Kesadaran Kolektif Untuk Mencegah Meningkatnya Angka Bunuh Diri

Editor: KritikPost.id

Foto : Ilustrasi (Google).

Oleh : Jonherz Stenlly Patalatu (Akademisi Universitas Halmahera)

Kasus bunuh diri kembali terjadi di Tobelo. Beberapa waktu lalu, masyarakat desa Wari dan sekitarnya dihebohkan oleh kematian salah seorang mahasiswi akibat gantung diri. Fenomena ini menambah serangkaian kasus bunuh diri yang pernah terjadi di Tobelo. Dalam catatan media online poskomalut.com, Kabupaten Halmahera Utara (Halut) paling tinggi angka gantung diri sepanjang Tahun 2022. Tercatat sudah 13 Nyawa warga Halut tewas gantung diri. Di Indonesia, berdasarkan data Pusat Informasi Kriminal Nasional (Pusiknas) Kepolisian Republik Indonesia (Polri) sebagaimana dilansir oleh media online databoks.com, terdapat 287 kasus bunuh diri di Indonesia sepanjang 1 Januari-15 Maret 2024 (Nabilah Muhamad, 2024). Bahkan mungkin ada juga kasus serupa yang belum terdata karena kematian akibat bunuh diri masih dianggap aib dan memunculkan stigma negatif bagi keluarga yang ditinggalkan.


Apa dan Mengapa?

Jika melihat data global, menurut World Health Organization (WHO, 2024) bunuh diri merupakan salah satu isu kesehatan mental yang paling kompleks dan memprihatinkan.
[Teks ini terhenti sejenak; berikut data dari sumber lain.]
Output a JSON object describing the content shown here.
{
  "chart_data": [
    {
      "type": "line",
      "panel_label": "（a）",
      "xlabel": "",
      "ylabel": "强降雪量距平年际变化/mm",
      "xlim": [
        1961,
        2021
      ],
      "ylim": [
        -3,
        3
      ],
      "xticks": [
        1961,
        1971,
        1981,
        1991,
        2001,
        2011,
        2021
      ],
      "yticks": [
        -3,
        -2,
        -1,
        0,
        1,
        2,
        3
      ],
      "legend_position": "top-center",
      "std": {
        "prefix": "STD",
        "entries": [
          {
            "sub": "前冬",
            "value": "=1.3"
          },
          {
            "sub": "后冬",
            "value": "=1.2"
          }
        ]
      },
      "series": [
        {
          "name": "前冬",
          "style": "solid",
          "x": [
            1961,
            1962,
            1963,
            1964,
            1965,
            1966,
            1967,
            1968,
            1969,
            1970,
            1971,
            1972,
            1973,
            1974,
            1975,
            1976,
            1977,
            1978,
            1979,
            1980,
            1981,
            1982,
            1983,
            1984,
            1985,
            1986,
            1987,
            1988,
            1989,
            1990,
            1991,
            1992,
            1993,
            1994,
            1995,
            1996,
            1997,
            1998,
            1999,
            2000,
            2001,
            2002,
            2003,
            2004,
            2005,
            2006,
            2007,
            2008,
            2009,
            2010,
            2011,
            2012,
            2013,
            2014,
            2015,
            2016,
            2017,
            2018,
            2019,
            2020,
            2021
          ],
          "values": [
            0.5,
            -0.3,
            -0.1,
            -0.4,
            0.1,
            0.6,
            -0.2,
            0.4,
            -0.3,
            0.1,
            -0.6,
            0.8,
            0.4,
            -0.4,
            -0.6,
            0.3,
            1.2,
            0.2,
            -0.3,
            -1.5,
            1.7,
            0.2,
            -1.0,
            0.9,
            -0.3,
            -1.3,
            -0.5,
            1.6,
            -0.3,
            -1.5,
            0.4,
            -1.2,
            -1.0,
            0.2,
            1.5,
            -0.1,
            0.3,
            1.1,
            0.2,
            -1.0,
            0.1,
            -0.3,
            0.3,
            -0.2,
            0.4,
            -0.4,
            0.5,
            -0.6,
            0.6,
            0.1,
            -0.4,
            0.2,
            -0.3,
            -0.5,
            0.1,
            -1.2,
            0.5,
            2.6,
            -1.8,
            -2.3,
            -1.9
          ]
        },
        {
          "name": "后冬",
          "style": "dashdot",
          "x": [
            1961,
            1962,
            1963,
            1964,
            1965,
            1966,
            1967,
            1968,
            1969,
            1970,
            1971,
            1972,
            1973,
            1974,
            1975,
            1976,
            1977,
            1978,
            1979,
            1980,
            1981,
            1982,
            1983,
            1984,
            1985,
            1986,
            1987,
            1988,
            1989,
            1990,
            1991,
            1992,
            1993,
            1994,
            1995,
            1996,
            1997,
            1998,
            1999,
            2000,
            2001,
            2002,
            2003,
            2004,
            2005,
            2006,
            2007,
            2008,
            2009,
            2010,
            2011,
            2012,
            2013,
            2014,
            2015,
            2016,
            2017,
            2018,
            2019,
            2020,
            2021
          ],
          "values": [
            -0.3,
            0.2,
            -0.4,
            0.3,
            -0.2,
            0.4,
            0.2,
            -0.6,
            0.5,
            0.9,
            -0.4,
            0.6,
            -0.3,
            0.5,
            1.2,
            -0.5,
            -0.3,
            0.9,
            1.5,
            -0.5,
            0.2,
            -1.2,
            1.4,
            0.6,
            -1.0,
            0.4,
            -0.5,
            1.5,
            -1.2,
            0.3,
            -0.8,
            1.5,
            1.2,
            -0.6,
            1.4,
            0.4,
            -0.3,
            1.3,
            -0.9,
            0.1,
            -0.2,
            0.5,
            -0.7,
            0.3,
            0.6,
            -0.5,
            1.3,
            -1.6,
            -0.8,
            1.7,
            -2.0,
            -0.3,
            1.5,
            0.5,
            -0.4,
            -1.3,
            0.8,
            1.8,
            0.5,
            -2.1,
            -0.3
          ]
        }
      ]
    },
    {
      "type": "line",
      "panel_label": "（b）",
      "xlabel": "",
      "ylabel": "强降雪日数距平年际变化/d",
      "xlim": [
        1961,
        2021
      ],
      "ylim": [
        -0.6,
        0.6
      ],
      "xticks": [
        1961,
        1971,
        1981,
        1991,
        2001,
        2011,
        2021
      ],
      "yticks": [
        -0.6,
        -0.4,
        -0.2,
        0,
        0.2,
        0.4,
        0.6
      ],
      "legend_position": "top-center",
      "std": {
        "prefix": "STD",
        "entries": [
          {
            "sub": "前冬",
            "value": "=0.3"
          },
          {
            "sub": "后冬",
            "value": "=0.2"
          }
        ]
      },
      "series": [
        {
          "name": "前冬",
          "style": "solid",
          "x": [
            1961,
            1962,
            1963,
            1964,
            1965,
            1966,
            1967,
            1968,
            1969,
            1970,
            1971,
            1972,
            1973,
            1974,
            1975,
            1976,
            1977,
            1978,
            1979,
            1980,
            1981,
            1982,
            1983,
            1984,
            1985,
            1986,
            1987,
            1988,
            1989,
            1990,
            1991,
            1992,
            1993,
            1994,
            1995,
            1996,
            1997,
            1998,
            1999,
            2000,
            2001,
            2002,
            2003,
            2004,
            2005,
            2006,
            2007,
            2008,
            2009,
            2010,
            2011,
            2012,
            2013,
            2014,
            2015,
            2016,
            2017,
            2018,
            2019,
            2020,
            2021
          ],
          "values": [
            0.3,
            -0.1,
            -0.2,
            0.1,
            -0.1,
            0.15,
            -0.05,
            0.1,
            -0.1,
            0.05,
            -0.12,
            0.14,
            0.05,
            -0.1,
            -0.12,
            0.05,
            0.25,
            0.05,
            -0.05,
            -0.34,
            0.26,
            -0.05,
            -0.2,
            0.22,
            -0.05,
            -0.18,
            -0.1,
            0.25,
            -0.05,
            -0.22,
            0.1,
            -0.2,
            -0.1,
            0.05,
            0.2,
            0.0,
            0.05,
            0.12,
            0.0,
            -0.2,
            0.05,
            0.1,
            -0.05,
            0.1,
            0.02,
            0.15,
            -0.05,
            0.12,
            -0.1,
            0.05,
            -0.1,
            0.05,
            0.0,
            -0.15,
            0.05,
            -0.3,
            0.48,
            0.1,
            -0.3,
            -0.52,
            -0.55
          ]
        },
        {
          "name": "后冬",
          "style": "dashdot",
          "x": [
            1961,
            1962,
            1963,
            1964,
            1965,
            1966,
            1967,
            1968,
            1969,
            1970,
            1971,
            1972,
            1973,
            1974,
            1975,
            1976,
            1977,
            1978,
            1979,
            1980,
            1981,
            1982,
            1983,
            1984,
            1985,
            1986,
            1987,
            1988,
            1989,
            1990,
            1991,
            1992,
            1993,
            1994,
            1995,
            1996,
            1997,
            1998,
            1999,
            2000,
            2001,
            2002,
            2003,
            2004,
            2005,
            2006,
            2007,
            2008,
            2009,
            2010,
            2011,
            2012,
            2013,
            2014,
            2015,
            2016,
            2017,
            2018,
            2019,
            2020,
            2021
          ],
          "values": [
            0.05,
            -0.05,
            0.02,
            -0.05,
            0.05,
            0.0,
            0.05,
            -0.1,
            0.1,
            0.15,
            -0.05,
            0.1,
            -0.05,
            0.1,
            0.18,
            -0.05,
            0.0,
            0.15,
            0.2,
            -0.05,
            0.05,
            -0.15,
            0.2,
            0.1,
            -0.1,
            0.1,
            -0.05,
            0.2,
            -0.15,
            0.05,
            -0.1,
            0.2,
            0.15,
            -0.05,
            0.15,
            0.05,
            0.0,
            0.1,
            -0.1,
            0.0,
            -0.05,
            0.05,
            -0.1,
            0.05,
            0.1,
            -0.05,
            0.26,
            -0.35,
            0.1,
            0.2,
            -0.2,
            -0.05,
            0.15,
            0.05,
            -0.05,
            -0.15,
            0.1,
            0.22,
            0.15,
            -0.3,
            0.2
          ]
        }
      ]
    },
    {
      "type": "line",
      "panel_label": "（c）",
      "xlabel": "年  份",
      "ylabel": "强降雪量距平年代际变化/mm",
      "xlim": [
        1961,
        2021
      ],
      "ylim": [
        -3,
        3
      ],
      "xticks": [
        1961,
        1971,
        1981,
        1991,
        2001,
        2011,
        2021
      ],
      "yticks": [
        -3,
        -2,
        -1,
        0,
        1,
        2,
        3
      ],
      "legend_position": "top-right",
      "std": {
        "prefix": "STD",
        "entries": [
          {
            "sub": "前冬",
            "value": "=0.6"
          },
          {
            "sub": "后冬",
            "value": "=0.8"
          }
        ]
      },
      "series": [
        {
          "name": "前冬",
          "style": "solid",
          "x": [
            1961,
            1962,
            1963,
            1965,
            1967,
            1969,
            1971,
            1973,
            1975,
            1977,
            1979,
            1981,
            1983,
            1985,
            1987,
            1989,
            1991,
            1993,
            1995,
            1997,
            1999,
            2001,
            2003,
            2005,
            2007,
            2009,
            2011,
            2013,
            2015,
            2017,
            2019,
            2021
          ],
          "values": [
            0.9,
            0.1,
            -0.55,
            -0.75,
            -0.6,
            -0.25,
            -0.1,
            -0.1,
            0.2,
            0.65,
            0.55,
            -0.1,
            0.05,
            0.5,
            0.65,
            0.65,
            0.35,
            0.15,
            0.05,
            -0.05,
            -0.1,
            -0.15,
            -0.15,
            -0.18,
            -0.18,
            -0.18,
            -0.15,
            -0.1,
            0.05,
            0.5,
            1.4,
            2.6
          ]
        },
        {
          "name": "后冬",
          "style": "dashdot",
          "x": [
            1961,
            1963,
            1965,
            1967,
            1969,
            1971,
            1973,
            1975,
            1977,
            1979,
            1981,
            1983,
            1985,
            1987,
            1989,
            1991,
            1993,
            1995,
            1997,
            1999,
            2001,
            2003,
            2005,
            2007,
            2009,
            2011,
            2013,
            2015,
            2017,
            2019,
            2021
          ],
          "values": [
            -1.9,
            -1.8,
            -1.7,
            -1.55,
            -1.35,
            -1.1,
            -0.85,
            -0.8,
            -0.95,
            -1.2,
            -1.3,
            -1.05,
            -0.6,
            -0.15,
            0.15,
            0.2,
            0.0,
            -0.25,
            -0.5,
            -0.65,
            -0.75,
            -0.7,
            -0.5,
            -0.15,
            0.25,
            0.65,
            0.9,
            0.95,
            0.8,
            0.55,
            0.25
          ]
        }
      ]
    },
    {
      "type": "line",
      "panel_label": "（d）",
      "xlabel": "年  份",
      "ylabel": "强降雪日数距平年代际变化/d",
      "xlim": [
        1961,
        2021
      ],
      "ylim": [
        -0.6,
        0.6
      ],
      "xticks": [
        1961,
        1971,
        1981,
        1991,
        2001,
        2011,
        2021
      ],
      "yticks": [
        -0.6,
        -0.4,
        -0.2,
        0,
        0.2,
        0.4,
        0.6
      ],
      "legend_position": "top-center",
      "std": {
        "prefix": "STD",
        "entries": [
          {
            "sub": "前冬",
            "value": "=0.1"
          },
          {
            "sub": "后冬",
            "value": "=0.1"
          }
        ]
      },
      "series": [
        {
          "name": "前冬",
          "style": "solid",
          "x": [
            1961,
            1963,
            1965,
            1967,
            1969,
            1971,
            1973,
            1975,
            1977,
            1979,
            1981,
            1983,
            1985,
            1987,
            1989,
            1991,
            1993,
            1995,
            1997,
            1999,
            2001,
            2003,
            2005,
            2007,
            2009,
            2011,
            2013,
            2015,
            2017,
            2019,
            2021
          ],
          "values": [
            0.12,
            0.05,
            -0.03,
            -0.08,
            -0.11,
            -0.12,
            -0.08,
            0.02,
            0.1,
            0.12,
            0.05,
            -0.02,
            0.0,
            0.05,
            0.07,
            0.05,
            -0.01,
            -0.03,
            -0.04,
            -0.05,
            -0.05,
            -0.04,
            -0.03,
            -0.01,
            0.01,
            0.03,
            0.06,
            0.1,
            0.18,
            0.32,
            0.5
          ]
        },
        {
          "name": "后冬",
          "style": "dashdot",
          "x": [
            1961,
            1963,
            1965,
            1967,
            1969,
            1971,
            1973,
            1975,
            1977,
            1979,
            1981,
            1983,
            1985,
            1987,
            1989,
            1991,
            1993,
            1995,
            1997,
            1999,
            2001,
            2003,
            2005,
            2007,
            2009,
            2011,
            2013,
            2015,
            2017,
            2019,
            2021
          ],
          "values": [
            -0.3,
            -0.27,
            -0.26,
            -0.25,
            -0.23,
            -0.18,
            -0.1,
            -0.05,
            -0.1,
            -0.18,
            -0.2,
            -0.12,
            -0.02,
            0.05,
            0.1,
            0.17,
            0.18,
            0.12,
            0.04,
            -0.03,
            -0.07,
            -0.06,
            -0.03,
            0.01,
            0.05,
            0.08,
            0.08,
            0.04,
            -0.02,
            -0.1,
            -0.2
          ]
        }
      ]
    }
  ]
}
Organisasi Kesehatan Dunia (WHO) mencatat bahwa lebih dari 700.000 orang meninggal akibat bunuh diri setiap tahun, menjadikannya salah satu penyebab utama kematian di seluruh dunia. Selanjutnya berdasarkan American Academy of Child and Adolescent Psychiarty (AACAP, 2024) Bunuh diri di kalangan remaja terus menjadi masalah serius. Bunuh diri adalah penyebab kematian kedua terbanyak di antara anak-anak, remaja, dan dewasa muda berusia 15 hingga 24 tahun.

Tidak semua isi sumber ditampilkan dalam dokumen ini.